Scientists are investigating the elusive neutrino with a new experiment at the Large Hadron Collider (LHC).
Scientists used the Compact Muon Solenoid (CMS) detector at the LHC at CERN (the French acronym for the European Organization for Nuclear Research) near Geneva, Switzerland for a new experimental test investigating the mass of neutrinos.
Neutrinos, or "ghost particles," are subatomic particles similar to electrons but with no electrical charge and a minuscule, near-zero mass. The new study used data from the LHC's previous run.(In April, the particle accelerator was restarted after a three-year shutdown, which was implemented for upgrades and maintenance.)
This experiment was conducted to try and answer the question of why the neutrino has such a small mass. (The neutrino has such little mass that scientists throughout history have suggested it might have no mass at all.)
Produced within stars through nuclear fusion, neutrinos are strange and mysterious particles that have eluded our full understanding for years. We know that they are one of the most common particles in the entire universe; it has been estimated that about 100 billion neutrinos pass through every square centimeter of the human body every second.
According to the current Standard Model of particle physics, a theory that describes all known fundamental particles and three of the four forces in the universe, elementary particles like electrons gain their mass by interacting with a field associated with the Higgs boson particle, known as the Higgs field. But the neutrino doesn't play by these rules; the Higgs field cannot explain its minimal mass.
With this experiment, researchers tested what is called the "seesaw model" that some researchers think could explain the neutrino's mass. Within this theory, a light neutrino (a known particle) pairs with a hypothetical heavy neutrino, which acts like the heavier partner on a seesaw, lifting the lighter particle up and giving it its very light mass.
But for the seesaw model to work, the neutrinos involved would need to essentially be their own antimatter particles, called Majorana particles, according to a statement describing the new research (opens in new tab). Antimatter particles have the mass of their corresponding particles but with an opposite electric charge. (The antimatter equivalent of the electron, for example, is the positron.)

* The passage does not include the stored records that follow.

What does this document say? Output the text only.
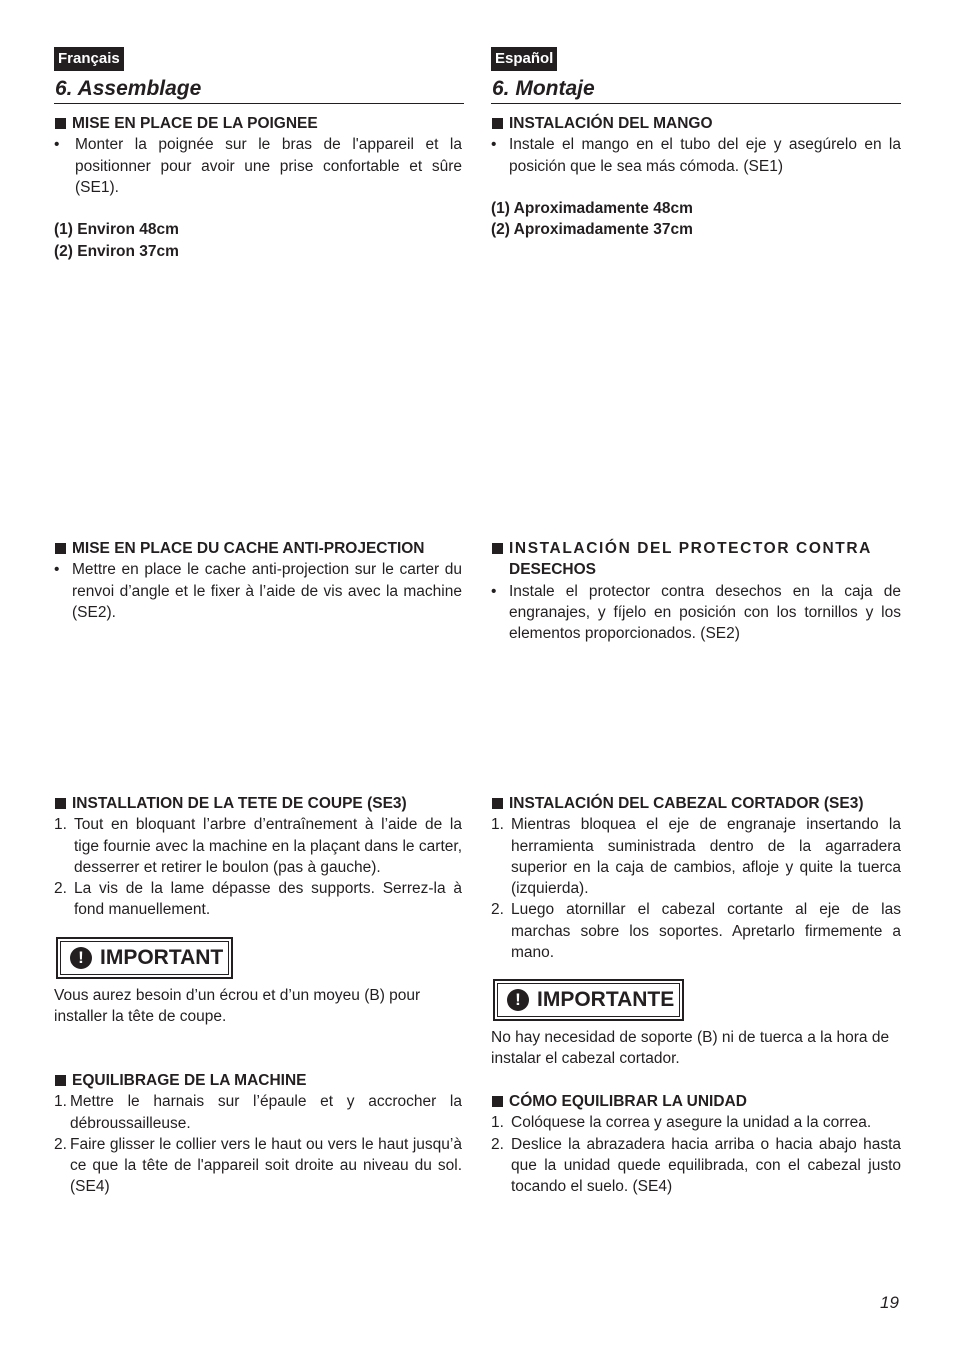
Français	Español
6. Assemblage	6. Montaje
MISE EN PLACE DE LA POIGNEE
• Monter la poignée sur le bras de l'appareil et la positionner pour avoir une prise confortable et sûre (SE1).
(1) Environ 48cm
(2) Environ 37cm
MISE EN PLACE DU CACHE ANTI-PROJECTION
• Mettre en place le cache anti-projection sur le carter du renvoi d’angle et le fixer à l’aide de vis avec la machine (SE2).
INSTALLATION DE LA TETE DE COUPE (SE3)
1. Tout en bloquant l’arbre d’entraînement à l’aide de la tige fournie avec la machine en la plaçant dans le carter, desserrer et retirer le boulon (pas à gauche).
2. La vis de la lame dépasse des supports. Serrez-la à fond manuellement.
! IMPORTANT
Vous aurez besoin d’un écrou et d’un moyeu (B) pour installer la tête de coupe.
EQUILIBRAGE DE LA MACHINE
1. Mettre le harnais sur l’épaule et y accrocher la débroussailleuse.
2. Faire glisser le collier vers le haut ou vers le haut jusqu’à ce que la tête de l'appareil soit droite au niveau du sol. (SE4)
INSTALACIÓN DEL MANGO
• Instale el mango en el tubo del eje y asegúrelo en la posición que le sea más cómoda. (SE1)
(1) Aproximadamente 48cm
(2) Aproximadamente 37cm
INSTALACIÓN DEL PROTECTOR CONTRA
DESECHOS
• Instale el protector contra desechos en la caja de engranajes, y fíjelo en posición con los tornillos y los elementos proporcionados. (SE2)
INSTALACIÓN DEL CABEZAL CORTADOR (SE3)
1. Mientras bloquea el eje de engranaje insertando la herramienta suministrada dentro de la agarradera superior en la caja de cambios, afloje y quite la tuerca (izquierda).
2. Luego atornillar el cabezal cortante al eje de las marchas sobre los soportes. Apretarlo firmemente a mano.
! IMPORTANTE
No hay necesidad de soporte (B) ni de tuerca a la hora de instalar el cabezal cortador.
CÓMO EQUILIBRAR LA UNIDAD
1. Colóquese la correa y asegure la unidad a la correa.
2. Deslice la abrazadera hacia arriba o hacia abajo hasta que la unidad quede equilibrada, con el cabezal justo tocando el suelo. (SE4)
19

So, to test the seesaw model with this experiment, researchers tried to find Majorana neutrinos in high-energy particle collisions at the LHC. The team used the CMS detector to collect the data from these collisions. While the study is recent, the collisions producing this data took place between 2016 and 2018.

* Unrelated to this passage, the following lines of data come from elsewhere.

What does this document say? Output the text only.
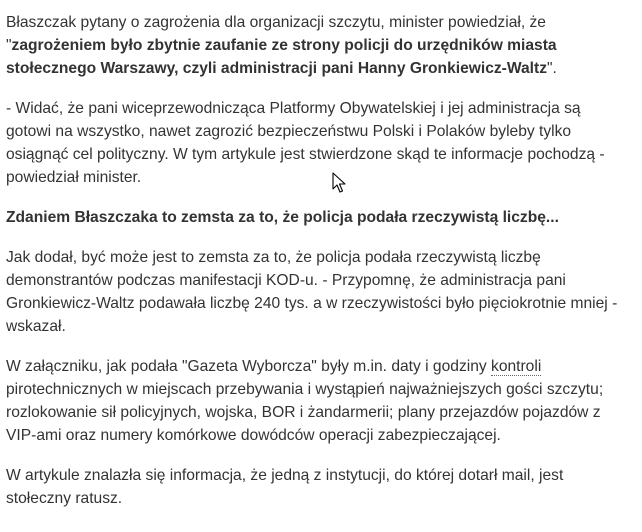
Błaszczak pytany o zagrożenia dla organizacji szczytu, minister powiedział, że "zagrożeniem było zbytnie zaufanie ze strony policji do urzędników miasta stołecznego Warszawy, czyli administracji pani Hanny Gronkiewicz-Waltz".

- Widać, że pani wiceprzewodnicząca Platformy Obywatelskiej i jej administracja są gotowi na wszystko, nawet zagrozić bezpieczeństwu Polski i Polaków byleby tylko osiągnąć cel polityczny. W tym artykule jest stwierdzone skąd te informacje pochodzą - powiedział minister.

Zdaniem Błaszczaka to zemsta za to, że policja podała rzeczywistą liczbę...

Jak dodał, być może jest to zemsta za to, że policja podała rzeczywistą liczbę demonstrantów podczas manifestacji KOD-u. - Przypomnę, że administracja pani Gronkiewicz-Waltz podawała liczbę 240 tys. a w rzeczywistości było pięciokrotnie mniej - wskazał.

W załączniku, jak podała "Gazeta Wyborcza" były m.in. daty i godziny kontroli pirotechnicznych w miejscach przebywania i wystąpień najważniejszych gości szczytu; rozlokowanie sił policyjnych, wojska, BOR i żandarmerii; plany przejazdów pojazdów z VIP-ami oraz numery komórkowe dowódców operacji zabezpieczającej.

W artykule znalazła się informacja, że jedną z instytucji, do której dotarł mail, jest stołeczny ratusz.
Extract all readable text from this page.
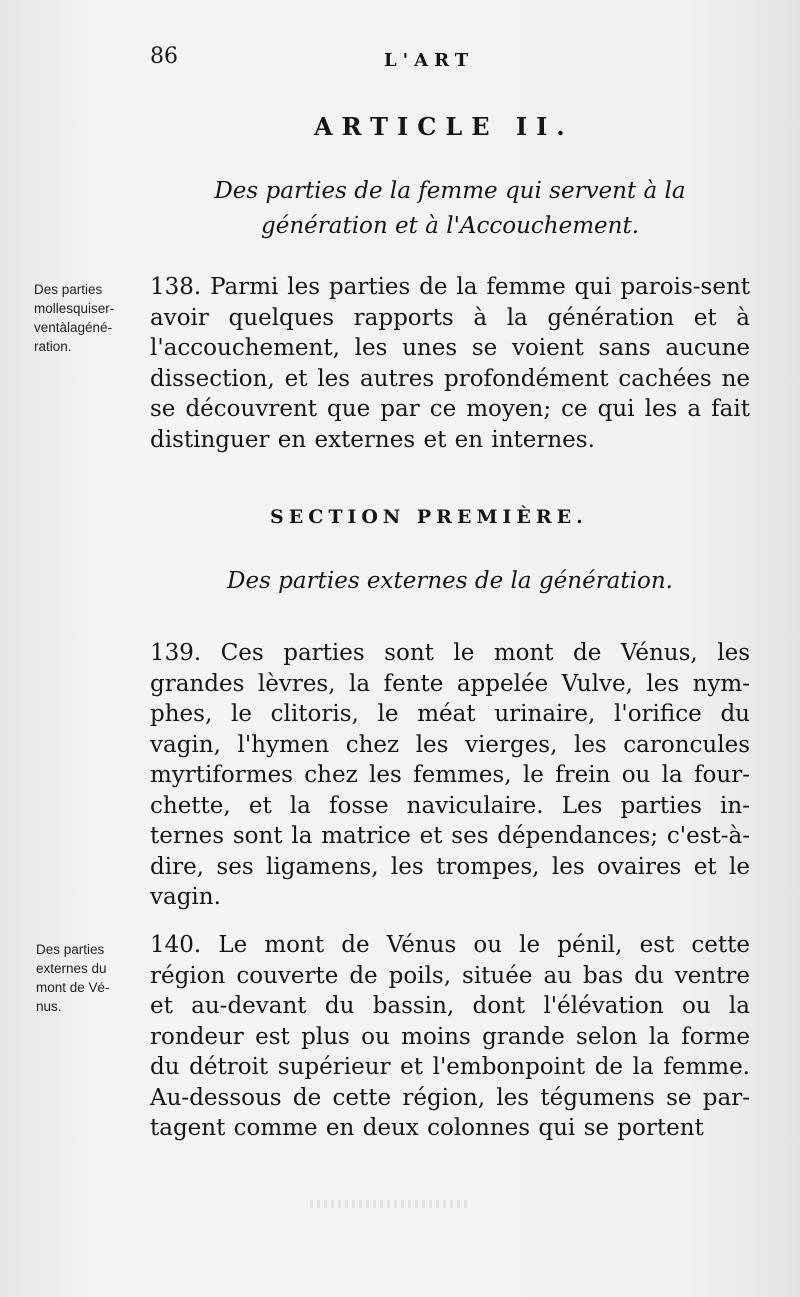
86	L'ART
ARTICLE II.
Des parties de la femme qui servent à la génération et à l'Accouchement.
Des parties
mollesquiser-
ventàlagéné-
ration.
138. Parmi les parties de la femme qui parois-sent avoir quelques rapports à la génération et à l'accouchement, les unes se voient sans aucune dissection, et les autres profondément cachées ne se découvrent que par ce moyen; ce qui les a fait distinguer en externes et en internes.
SECTION PREMIÈRE.
Des parties externes de la génération.
139. Ces parties sont le mont de Vénus, les grandes lèvres, la fente appelée Vulve, les nym-phes, le clitoris, le méat urinaire, l'orifice du vagin, l'hymen chez les vierges, les caroncules myrtiformes chez les femmes, le frein ou la four-chette, et la fosse naviculaire. Les parties in-ternes sont la matrice et ses dépendances; c'est-à-dire, ses ligamens, les trompes, les ovaires et le vagin.
Des parties
externes du
mont de Vé-
nus.
140. Le mont de Vénus ou le pénil, est cette région couverte de poils, située au bas du ventre et au-devant du bassin, dont l'élévation ou la rondeur est plus ou moins grande selon la forme du détroit supérieur et l'embonpoint de la femme. Au-dessous de cette région, les tégumens se par-tagent comme en deux colonnes qui se portent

The team didn't find any evidence of Majorana neutrinos in the data.However, the data they did collect helped them to set new limits on the seesaw model.
Now, while this is a new study from older collisions at the LHC, with the facility switched back on, the particle accelerator is ready to start making new collisions this summer, and researchers "can look forward to collecting more data and trying out the seesaw again," according to the same statement.